Those antique cut stones that were exceptionally white – grades D through F – have been ruthlessly re-cut into modern round brilliant stones.  In addition, many other, less white stones have also been re-cut over the decades.  Consequently, a substantial number of formerly antique stones – especially the whitest specimens – are now lost to us forever.

The most important factor to consider in choosing old mine cut or old European cut diamonds is overall eye appeal.  Desirable gems will have strong fire, throwing countless refracted flashes of multi-colored light in all directions.  They will also invariably seem very “chunky” due to their deep pavilions and high crowns.

Fine stones will have a certain charisma that – although unmistakable – is difficult to define.  Most old cut diamonds will also possess an inviting warmth that is notably absent in modern diamonds.  This is attributable to their deep proportions combined with their very slight yellow or brown body tint.

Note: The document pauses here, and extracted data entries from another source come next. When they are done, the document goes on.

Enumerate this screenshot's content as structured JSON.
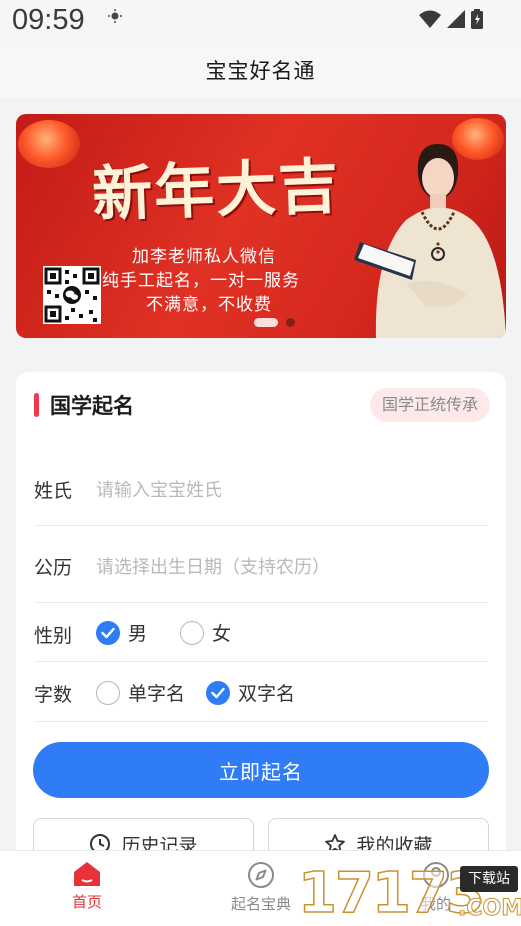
{
  "status_bar": {
    "time": "09:59"
  },
  "app": {
    "title": "宝宝好名通"
  },
  "banner": {
    "headline": "新年大吉",
    "lines": [
      "加李老师私人微信",
      "纯手工起名，一对一服务",
      "不满意，不收费"
    ]
  },
  "form": {
    "title": "国学起名",
    "tag": "国学正统传承",
    "surname": {
      "label": "姓氏",
      "placeholder": "请输入宝宝姓氏"
    },
    "birthday": {
      "label": "公历",
      "placeholder": "请选择出生日期（支持农历）"
    },
    "gender": {
      "label": "性别",
      "options": [
        {
          "label": "男",
          "checked": true
        },
        {
          "label": "女",
          "checked": false
        }
      ]
    },
    "name_length": {
      "label": "字数",
      "options": [
        {
          "label": "单字名",
          "checked": false
        },
        {
          "label": "双字名",
          "checked": true
        }
      ]
    },
    "submit_label": "立即起名",
    "history_label": "历史记录",
    "favorites_label": "我的收藏"
  },
  "tabbar": {
    "items": [
      {
        "label": "首页",
        "icon": "home-icon",
        "active": true
      },
      {
        "label": "起名宝典",
        "icon": "compass-icon",
        "active": false
      },
      {
        "label": "我的",
        "icon": "user-icon",
        "active": false
      }
    ]
  },
  "watermark": {
    "number": "17173",
    "badge": "下载站",
    "domain": ".COM"
  },
  "colors": {
    "primary": "#2f7cf6",
    "accent": "#f0384a",
    "tab_active": "#e8323a"
  }
}
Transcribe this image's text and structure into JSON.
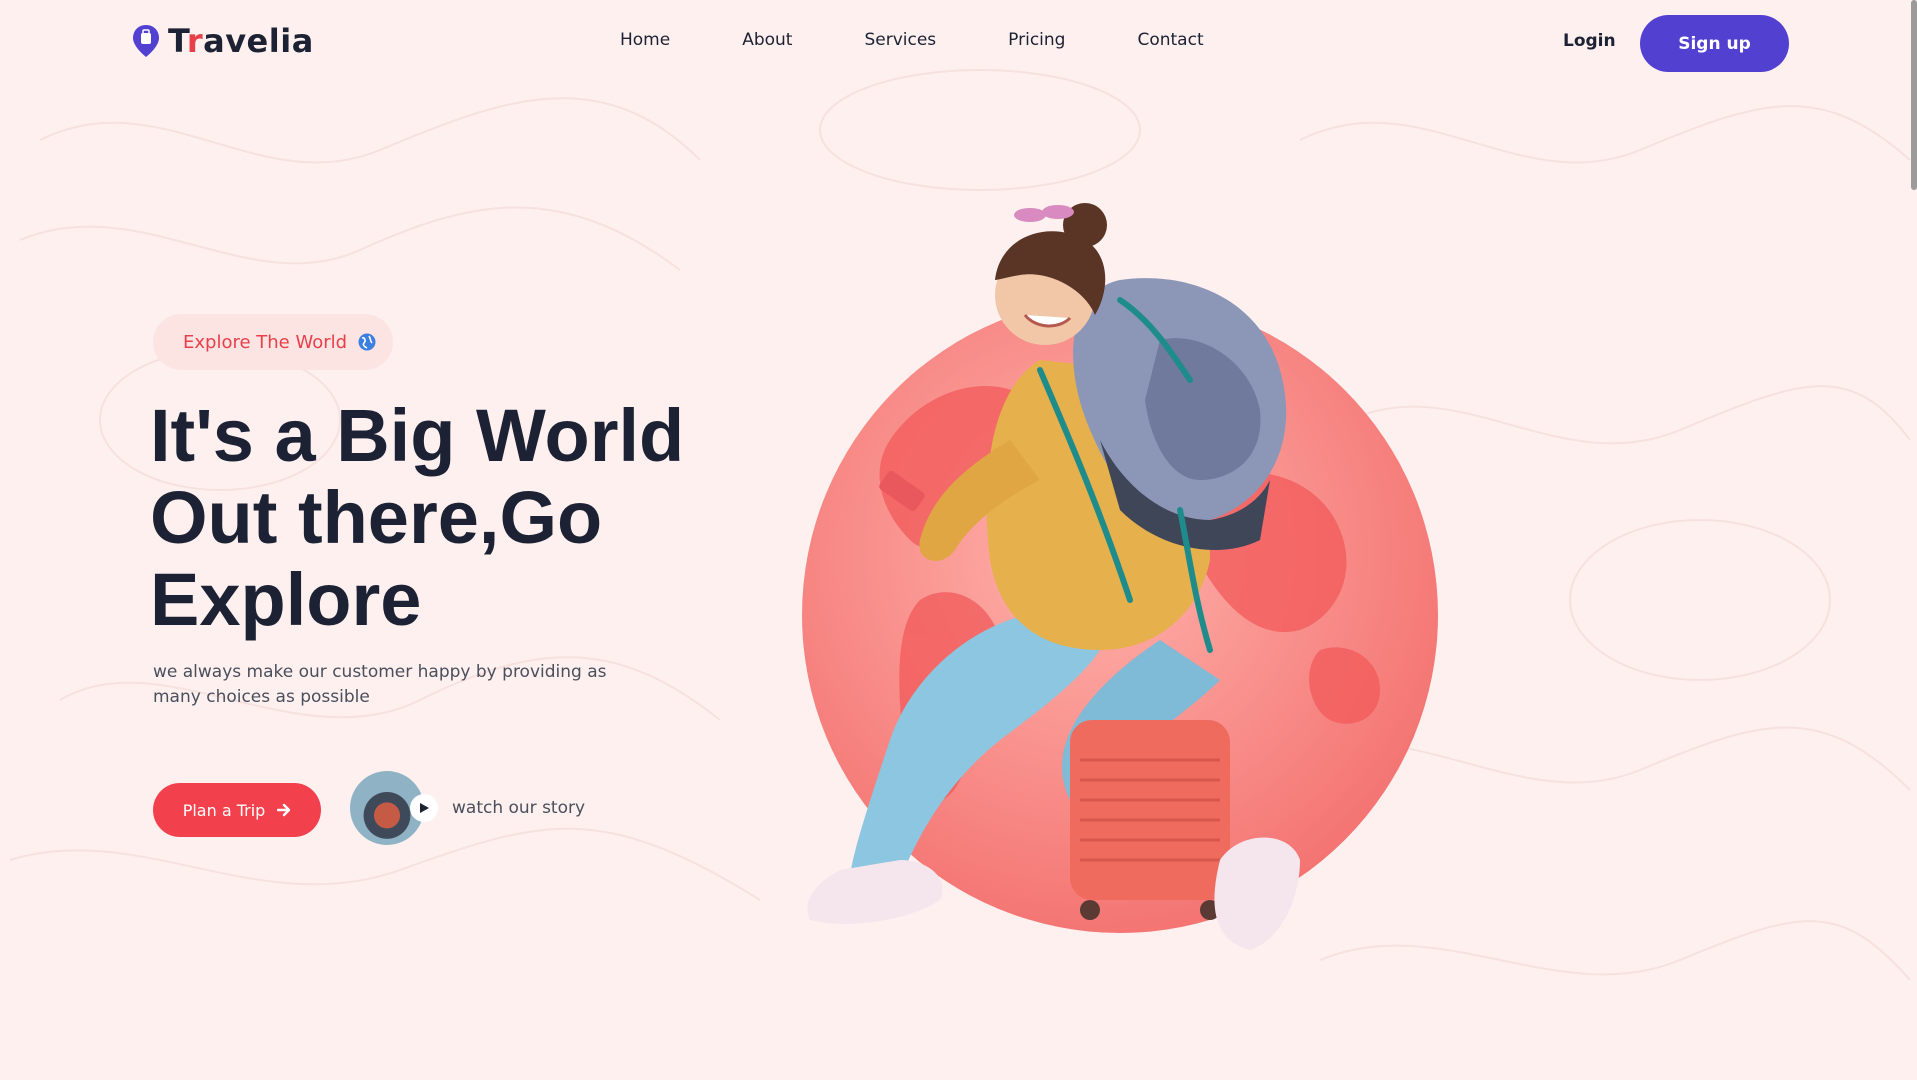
{
  "brand": {
    "name_first": "T",
    "name_accent": "r",
    "name_rest": "avelia",
    "logo_icon": "location-pin-icon",
    "accent_color": "#5240d1",
    "primary_color": "#f2404c"
  },
  "nav": {
    "items": [
      {
        "label": "Home"
      },
      {
        "label": "About"
      },
      {
        "label": "Services"
      },
      {
        "label": "Pricing"
      },
      {
        "label": "Contact"
      }
    ],
    "login_label": "Login",
    "signup_label": "Sign up"
  },
  "hero": {
    "tag": "Explore The World",
    "tag_icon": "globe-icon",
    "headline_lines": [
      "It's a Big World",
      "Out there,Go",
      "Explore"
    ],
    "subtext": "we always make our customer happy by providing as many choices as possible",
    "cta_label": "Plan a Trip",
    "cta_icon": "arrow-right-icon",
    "story_label": "watch our story",
    "story_icon": "play-icon"
  }
}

Only consider stones with a minimum weight of at least 0.25 carats.  An old European cut diamond this size will have a diameter of approximately 4 millimeters, depending on the depth of the stone.  Diamonds below this weight are generally considering melee – small stones used as accents pieces.  While old cut diamond melee was used extensively in beautiful antique jewelry, it is too small to be investable on its own.

Although some asymmetry in old diamonds is both normal and acceptable, avoid excessively lop-sided examples.

Likewise, steer clear of stones that have a GIA clarity grade of I2 or lower.  Flaws of this magnitude are not only easily visible to the naked eye – reducing the beauty of the diamond – but can also potentially make it more susceptible to damage.  Black carbon inclusions are also undesirable, even if the stone in question technically grades better than I2.  However, minor carbon pinpoint inclusions in unobtrusive locations – near the girdle for instance – are acceptable.

As you can guess, pricing for antique cut diamonds depends greatly on quality.  A highly flawed stone of poor color and symmetry with little eye appeal with always sell for much, much less than a beautiful, clean, white stone of the same weight.  Diamond pricing also experiences price breaks at meaningful carat weights.  A 0.51 carat stone will sell for substantially more per carat than a 0.49 carat stone.  The same holds true of a 1.01 carat stone versus a 0.99 carat stone.

Pricing for both old mine cut and old European cut diamonds has changed dramatically over the last 20 years.  Previously these stones always traded at considerable discounts to their modern cut siblings.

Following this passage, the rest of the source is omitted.